The International Monetary Fund (IMF) has intensified pressure on the Pakistani government to align domestic fuel prices with the surging global market. During ongoing virtual negotiations, the lender categorically demanded that no subsidies be provided on petroleum products, leading to a massive “fuel bomb” that saw prices jump by Rs 55 per litre at midnight on March 7, 2026.

The IMF Mandate: Eliminating Subsidies

The IMF’s primary condition for the continuation of the current bailout program is the immediate “pass-through” of international price increases to the end consumer. The lender has emphasized that the government must not utilize any fiscal space to cushion the impact on the public, as doing so would jeopardize the primary surplus targets agreed upon in the Extended Fund Facility (EFF).

  • Target: A total collection of Rs 1,468 billion in Petroleum Development Levy (PDL) by the end of the fiscal year (June 30).
  • Current Status: Approximately Rs 822 billion (60%) has been collected between July and December, but the recent global spike threatens the year-end goal if domestic prices are not adjusted.

Price Revision Breakdown (Effective March 7, 2026)

Following a late-night press conference by Finance Minister Muhammad Aurangzeb and Petroleum Minister Ali Pervaiz Malik, the following rates are now in effect:

Product Old Price (Rs) Increase (Rs) New Price (Rs)
Petrol (Motor Spirit) 266.17 +55.00 321.17
High-Speed Diesel (HSD) 280.86 +55.00 335.86

The government has also announced that due to the extreme volatility caused by the Middle East conflict and the Strait of Hormuz closure, fuel prices will now be reviewed on a weekly basis instead of the traditional fortnightly cycle.

Global Market Pressure: The $100 Barrel Reality

The rationale behind the IMF’s demand is rooted in the “Platts” international benchmarks. Over the last six days alone:

  • Petrol surged from $78 to $106.80 per barrel (37% increase).
  • Diesel skyrocketed from $88 to $150 per barrel (70% increase).

“Energy and Pakistan’s economy are joined at the hip.

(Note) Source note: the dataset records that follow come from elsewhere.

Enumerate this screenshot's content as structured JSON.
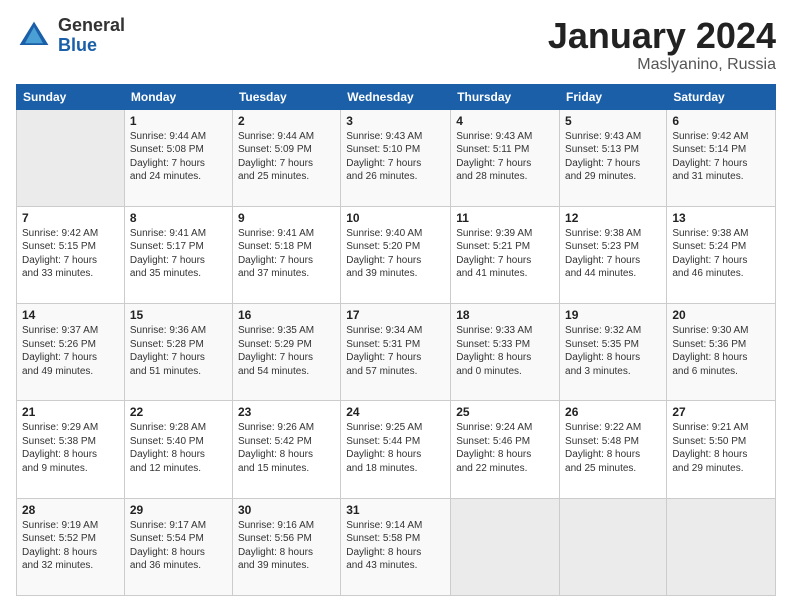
{
  "header": {
    "logo_general": "General",
    "logo_blue": "Blue",
    "month_title": "January 2024",
    "location": "Maslyanino, Russia"
  },
  "days_of_week": [
    "Sunday",
    "Monday",
    "Tuesday",
    "Wednesday",
    "Thursday",
    "Friday",
    "Saturday"
  ],
  "weeks": [
    [
      {
        "day": "",
        "info": ""
      },
      {
        "day": "1",
        "info": "Sunrise: 9:44 AM\nSunset: 5:08 PM\nDaylight: 7 hours\nand 24 minutes."
      },
      {
        "day": "2",
        "info": "Sunrise: 9:44 AM\nSunset: 5:09 PM\nDaylight: 7 hours\nand 25 minutes."
      },
      {
        "day": "3",
        "info": "Sunrise: 9:43 AM\nSunset: 5:10 PM\nDaylight: 7 hours\nand 26 minutes."
      },
      {
        "day": "4",
        "info": "Sunrise: 9:43 AM\nSunset: 5:11 PM\nDaylight: 7 hours\nand 28 minutes."
      },
      {
        "day": "5",
        "info": "Sunrise: 9:43 AM\nSunset: 5:13 PM\nDaylight: 7 hours\nand 29 minutes."
      },
      {
        "day": "6",
        "info": "Sunrise: 9:42 AM\nSunset: 5:14 PM\nDaylight: 7 hours\nand 31 minutes."
      }
    ],
    [
      {
        "day": "7",
        "info": "Sunrise: 9:42 AM\nSunset: 5:15 PM\nDaylight: 7 hours\nand 33 minutes."
      },
      {
        "day": "8",
        "info": "Sunrise: 9:41 AM\nSunset: 5:17 PM\nDaylight: 7 hours\nand 35 minutes."
      },
      {
        "day": "9",
        "info": "Sunrise: 9:41 AM\nSunset: 5:18 PM\nDaylight: 7 hours\nand 37 minutes."
      },
      {
        "day": "10",
        "info": "Sunrise: 9:40 AM\nSunset: 5:20 PM\nDaylight: 7 hours\nand 39 minutes."
      },
      {
        "day": "11",
        "info": "Sunrise: 9:39 AM\nSunset: 5:21 PM\nDaylight: 7 hours\nand 41 minutes."
      },
      {
        "day": "12",
        "info": "Sunrise: 9:38 AM\nSunset: 5:23 PM\nDaylight: 7 hours\nand 44 minutes."
      },
      {
        "day": "13",
        "info": "Sunrise: 9:38 AM\nSunset: 5:24 PM\nDaylight: 7 hours\nand 46 minutes."
      }
    ],
    [
      {
        "day": "14",
        "info": "Sunrise: 9:37 AM\nSunset: 5:26 PM\nDaylight: 7 hours\nand 49 minutes."
      },
      {
        "day": "15",
        "info": "Sunrise: 9:36 AM\nSunset: 5:28 PM\nDaylight: 7 hours\nand 51 minutes."
      },
      {
        "day": "16",
        "info": "Sunrise: 9:35 AM\nSunset: 5:29 PM\nDaylight: 7 hours\nand 54 minutes."
      },
      {
        "day": "17",
        "info": "Sunrise: 9:34 AM\nSunset: 5:31 PM\nDaylight: 7 hours\nand 57 minutes."
      },
      {
        "day": "18",
        "info": "Sunrise: 9:33 AM\nSunset: 5:33 PM\nDaylight: 8 hours\nand 0 minutes."
      },
      {
        "day": "19",
        "info": "Sunrise: 9:32 AM\nSunset: 5:35 PM\nDaylight: 8 hours\nand 3 minutes."
      },
      {
        "day": "20",
        "info": "Sunrise: 9:30 AM\nSunset: 5:36 PM\nDaylight: 8 hours\nand 6 minutes."
      }
    ],
    [
      {
        "day": "21",
        "info": "Sunrise: 9:29 AM\nSunset: 5:38 PM\nDaylight: 8 hours\nand 9 minutes."
      },
      {
        "day": "22",
        "info": "Sunrise: 9:28 AM\nSunset: 5:40 PM\nDaylight: 8 hours\nand 12 minutes."
      },
      {
        "day": "23",
        "info": "Sunrise: 9:26 AM\nSunset: 5:42 PM\nDaylight: 8 hours\nand 15 minutes."
      },
      {
        "day": "24",
        "info": "Sunrise: 9:25 AM\nSunset: 5:44 PM\nDaylight: 8 hours\nand 18 minutes."
      },
      {
        "day": "25",
        "info": "Sunrise: 9:24 AM\nSunset: 5:46 PM\nDaylight: 8 hours\nand 22 minutes."
      },
      {
        "day": "26",
        "info": "Sunrise: 9:22 AM\nSunset: 5:48 PM\nDaylight: 8 hours\nand 25 minutes."
      },
      {
        "day": "27",
        "info": "Sunrise: 9:21 AM\nSunset: 5:50 PM\nDaylight: 8 hours\nand 29 minutes."
      }
    ],
    [
      {
        "day": "28",
        "info": "Sunrise: 9:19 AM\nSunset: 5:52 PM\nDaylight: 8 hours\nand 32 minutes."
      },
      {
        "day": "29",
        "info": "Sunrise: 9:17 AM\nSunset: 5:54 PM\nDaylight: 8 hours\nand 36 minutes."
      },
      {
        "day": "30",
        "info": "Sunrise: 9:16 AM\nSunset: 5:56 PM\nDaylight: 8 hours\nand 39 minutes."
      },
      {
        "day": "31",
        "info": "Sunrise: 9:14 AM\nSunset: 5:58 PM\nDaylight: 8 hours\nand 43 minutes."
      },
      {
        "day": "",
        "info": ""
      },
      {
        "day": "",
        "info": ""
      },
      {
        "day": "",
        "info": ""
      }
    ]
  ]
}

We have taken this difficult decision to ensure the supply chain remains liquid and to prevent any fuel shortages in the country.” — Muhammad Aurangzeb, Finance Minister.

You May Like To Read: Pakistan Establishes Virtual Assets Regulatory Authority to Fulfill IMF Mandate

Conservation Measures and the March 15 Review

To mitigate the impact of the Rs 321 petrol price, the government is finalizing a “National Fuel Conservation Plan.” Proposals include:

  1. Work from Home (WFH): 50% of the workforce in government offices and universities to move online.
  2. Digital Learning: Shifting schools and colleges to online classes in the initial phase.
  3. Market Timings: Strict early-closure hours for shops and restaurants.

The next price review is scheduled for March 15, 2026, where experts warn that another significant hike may be necessary if global crude remains above the $90 mark.